To solve the challenge, we designed an indirect connection between enzymes and granules mediated by nanobody which is the short of camelid-derived single-domain antibodies. (Figure.2A) To demonstrate if this design can work, we tested the feasibility of the design using an anti-GFP nanobody, which can specifically bind to GFP. We fused CFP with the nanobody, and we observed the co-localization of blue and green fluorescence. That suggests our function module can be loaded to the SPOT through the indirect way. (Figure.2B)

This system is modular and flexible. We can fuse almost any protein with nanobody and then it can aggregate in the synthetic organelles. What’s more, this strategy avoids fusing protein in the large system, which might result in the loss of functions because of structure change. These effects will be tested in the future, especially in the metabolism regulation protein.

Meanwhile, This system also has the potential to aggregate the endogenous protein and even macromolecules by fusing the ligand of the substance with nanobody as a mediator.

Figure. 2A Fused function module and recruited function module. When function modules are recruited to SPOT, they may function well.
Figure. 2B Demonstration of nanobody system. Anti-GFP nanobody can combine to GFP and recruit the function module (replaced by CFP). The images merged well and confirmed that the design of nanobody system is feasible.

More applications can be achieved

We have tested several functions of synthetic organelles platform. But more functions have not been tested owing to the time limit.

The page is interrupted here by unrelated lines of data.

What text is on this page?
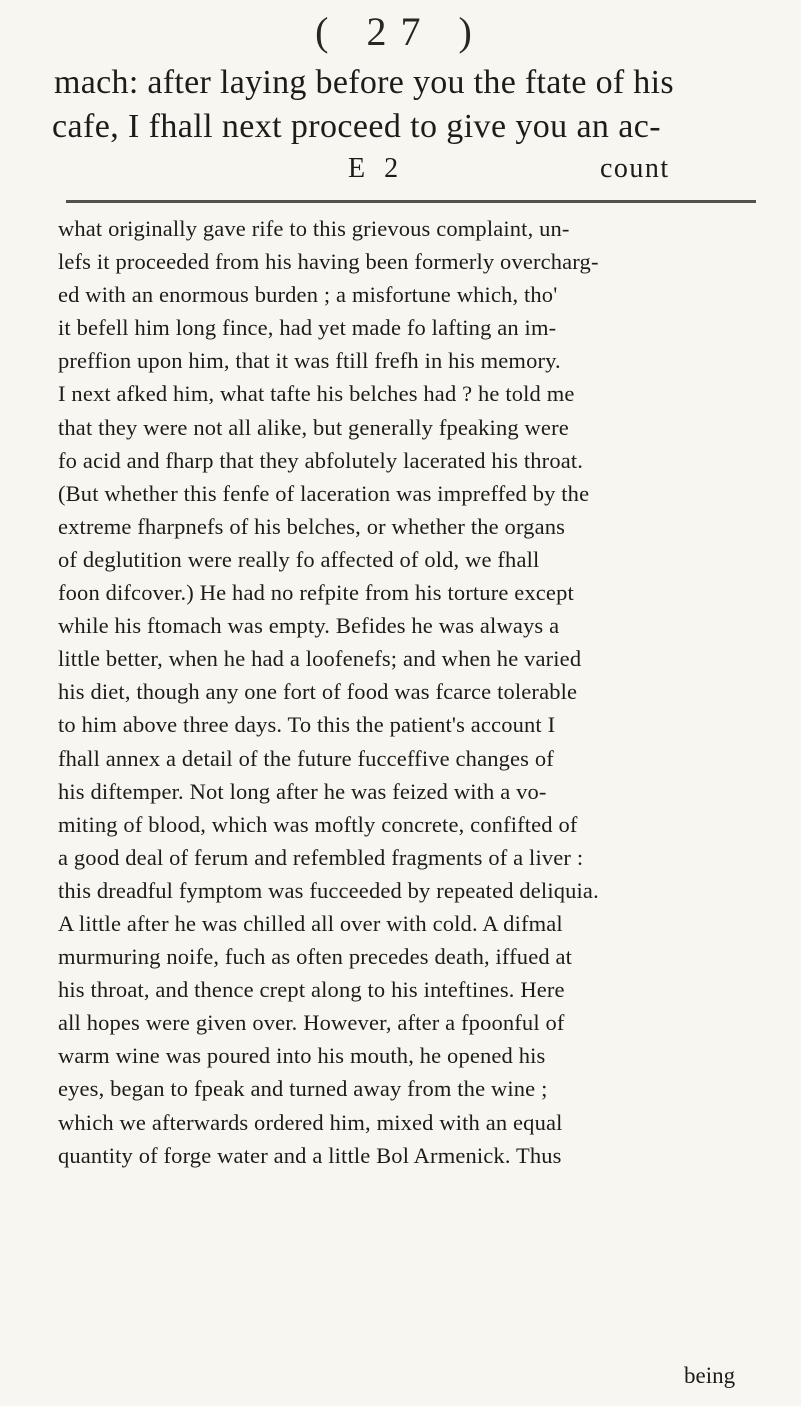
( 27 )
mach: after laying before you the ftate of his
cafe, I fhall next proceed to give you an ac-
E 2	count
what originally gave rife to this grievous complaint, un-
lefs it proceeded from his having been formerly overcharg-
ed with an enormous burden ; a misfortune which, tho'
it befell him long fince, had yet made fo lafting an im-
preffion upon him, that it was ftill frefh in his memory.
I next afked him, what tafte his belches had ? he told me
that they were not all alike, but generally fpeaking were
fo acid and fharp that they abfolutely lacerated his throat.
(But whether this fenfe of laceration was impreffed by the
extreme fharpnefs of his belches, or whether the organs
of deglutition were really fo affected of old, we fhall
foon difcover.) He had no refpite from his torture except
while his ftomach was empty. Befides he was always a
little better, when he had a loofenefs; and when he varied
his diet, though any one fort of food was fcarce tolerable
to him above three days. To this the patient's account I
fhall annex a detail of the future fucceffive changes of
his diftemper. Not long after he was feized with a vo-
miting of blood, which was moftly concrete, confifted of
a good deal of ferum and refembled fragments of a liver :
this dreadful fymptom was fucceeded by repeated deliquia.
A little after he was chilled all over with cold. A difmal
murmuring noife, fuch as often precedes death, iffued at
his throat, and thence crept along to his inteftines. Here
all hopes were given over. However, after a fpoonful of
warm wine was poured into his mouth, he opened his
eyes, began to fpeak and turned away from the wine ;
which we afterwards ordered him, mixed with an equal
quantity of forge water and a little Bol Armenick. Thus
being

Here we'll show some expectations (Figure3) of potential applications:

1.

Real-time sensor of small molecules in cells

As we demonstrated before, SPOT can act as a sensor that responds to the environment rapidly and sensitively, so we wonder if they can be used to sense small molecules semi quantitatively in living cells in real-time. Our plan includes an NAD+ sensor in the future, because NAD+ plays an important role in the study of cell growth and metabolism. By using interaction modules that can be induced by NAD+, our synthetic organelles can work well.

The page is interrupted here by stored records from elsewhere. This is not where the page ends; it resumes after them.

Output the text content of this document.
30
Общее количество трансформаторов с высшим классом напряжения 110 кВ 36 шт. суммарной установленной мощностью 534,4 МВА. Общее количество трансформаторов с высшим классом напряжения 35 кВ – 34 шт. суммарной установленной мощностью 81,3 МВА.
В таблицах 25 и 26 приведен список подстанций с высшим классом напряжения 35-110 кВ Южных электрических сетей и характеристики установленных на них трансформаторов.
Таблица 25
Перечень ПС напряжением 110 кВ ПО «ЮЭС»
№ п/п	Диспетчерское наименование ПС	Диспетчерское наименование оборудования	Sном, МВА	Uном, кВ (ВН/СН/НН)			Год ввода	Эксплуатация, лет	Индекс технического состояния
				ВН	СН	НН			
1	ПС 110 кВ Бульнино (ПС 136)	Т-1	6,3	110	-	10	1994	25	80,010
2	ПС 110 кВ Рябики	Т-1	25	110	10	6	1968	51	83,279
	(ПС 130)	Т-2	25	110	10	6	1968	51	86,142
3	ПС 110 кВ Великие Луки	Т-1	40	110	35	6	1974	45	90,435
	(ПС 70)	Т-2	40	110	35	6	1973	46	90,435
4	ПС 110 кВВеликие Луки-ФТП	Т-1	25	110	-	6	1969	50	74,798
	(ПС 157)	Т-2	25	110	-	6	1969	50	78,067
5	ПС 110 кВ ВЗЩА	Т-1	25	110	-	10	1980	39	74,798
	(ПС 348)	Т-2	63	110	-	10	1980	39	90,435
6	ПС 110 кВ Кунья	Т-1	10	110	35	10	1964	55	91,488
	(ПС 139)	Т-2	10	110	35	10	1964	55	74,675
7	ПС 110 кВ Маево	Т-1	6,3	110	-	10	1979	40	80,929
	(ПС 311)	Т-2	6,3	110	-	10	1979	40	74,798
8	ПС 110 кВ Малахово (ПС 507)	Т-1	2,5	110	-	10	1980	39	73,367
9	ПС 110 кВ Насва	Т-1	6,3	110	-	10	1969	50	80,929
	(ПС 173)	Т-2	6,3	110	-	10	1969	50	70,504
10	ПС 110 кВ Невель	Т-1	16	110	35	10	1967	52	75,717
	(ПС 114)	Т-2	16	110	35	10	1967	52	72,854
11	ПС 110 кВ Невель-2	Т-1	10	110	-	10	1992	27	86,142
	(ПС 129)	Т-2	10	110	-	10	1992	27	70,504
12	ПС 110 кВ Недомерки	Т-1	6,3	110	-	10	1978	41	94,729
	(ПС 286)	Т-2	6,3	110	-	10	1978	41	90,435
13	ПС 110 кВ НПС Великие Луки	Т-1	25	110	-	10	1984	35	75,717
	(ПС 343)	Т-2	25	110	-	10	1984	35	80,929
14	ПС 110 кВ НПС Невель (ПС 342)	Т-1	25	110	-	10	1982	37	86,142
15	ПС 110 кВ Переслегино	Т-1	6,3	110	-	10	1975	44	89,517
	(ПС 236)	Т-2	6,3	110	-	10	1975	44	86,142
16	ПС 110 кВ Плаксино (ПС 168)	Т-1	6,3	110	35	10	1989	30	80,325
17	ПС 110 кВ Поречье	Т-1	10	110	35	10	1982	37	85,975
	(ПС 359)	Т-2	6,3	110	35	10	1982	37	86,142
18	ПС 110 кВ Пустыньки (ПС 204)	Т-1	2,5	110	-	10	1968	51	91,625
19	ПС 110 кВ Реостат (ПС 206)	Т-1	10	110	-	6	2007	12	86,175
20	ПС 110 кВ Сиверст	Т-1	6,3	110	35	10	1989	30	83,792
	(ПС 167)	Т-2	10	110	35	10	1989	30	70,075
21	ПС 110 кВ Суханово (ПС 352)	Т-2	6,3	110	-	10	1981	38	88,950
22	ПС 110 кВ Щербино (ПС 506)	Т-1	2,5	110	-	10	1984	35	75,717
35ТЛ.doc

SPOT also has the potential to detect posttranslational modifications of proteins, such as ubiquitination and SUMOylation. The current method of measuring the ubiquitination and SUMOylation of a protein can be time-consuming, including protein extraction, western blotting, etc. Using a protein targeted to the substrate and ubiquitin as interaction modules, we might have the chance to observe the dynamic changes of ubiquitination in the cell with our SPOT.

2.

Reaction hub for special need

Now we can suggest that enzymatic reactions can happen normally in synthetic organelles. Beyond just accelerating the reaction rates, there are many more functions our SPOT can perform. By accelerating part of the reaction pathway, we can change the final product of the engineered cells. Besides, some intermediates in metabolic pathways are toxic to cells, which limits their application in engineered cells. If the enzymes of the reaction are recruited into the organelles, the toxicity problem may be solved in a manner similar to the lysosome.

3.

Signal amplifier

Phase separation processes show sensitive dynamics, and we think that our synthetic organelles can be introduced into artificial signal pathway as a signal amplifier.

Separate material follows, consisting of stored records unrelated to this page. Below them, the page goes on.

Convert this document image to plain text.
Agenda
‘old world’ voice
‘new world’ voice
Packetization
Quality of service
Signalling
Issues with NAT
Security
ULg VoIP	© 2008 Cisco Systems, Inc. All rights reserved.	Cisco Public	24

Figure. 3A NAD is a key molecule in metabolism of cells. Sensing NAD in vivo is an important method to research the life process and it can be achieved by SPOT system.
Figure. 3B In a synthetic metabolic pathway, the intermediate may be toxic to cells. By finishing the whole pathway in SPOT, the toxicity may be reduce.

Reference

[1] Zhao, Y., & Yang, Y. (2015). Profiling metabolic states with genetically encoded fluorescent biosensors for NADH. Current opinion in biotechnology, 31, 86-92.
[2] Paddon, C. J., & Keasling, J. D. (2014). Semi-synthetic artemisinin: a model for the use of synthetic biology in pharmaceutical development. Nature Reviews Microbiology, 12(5), 355.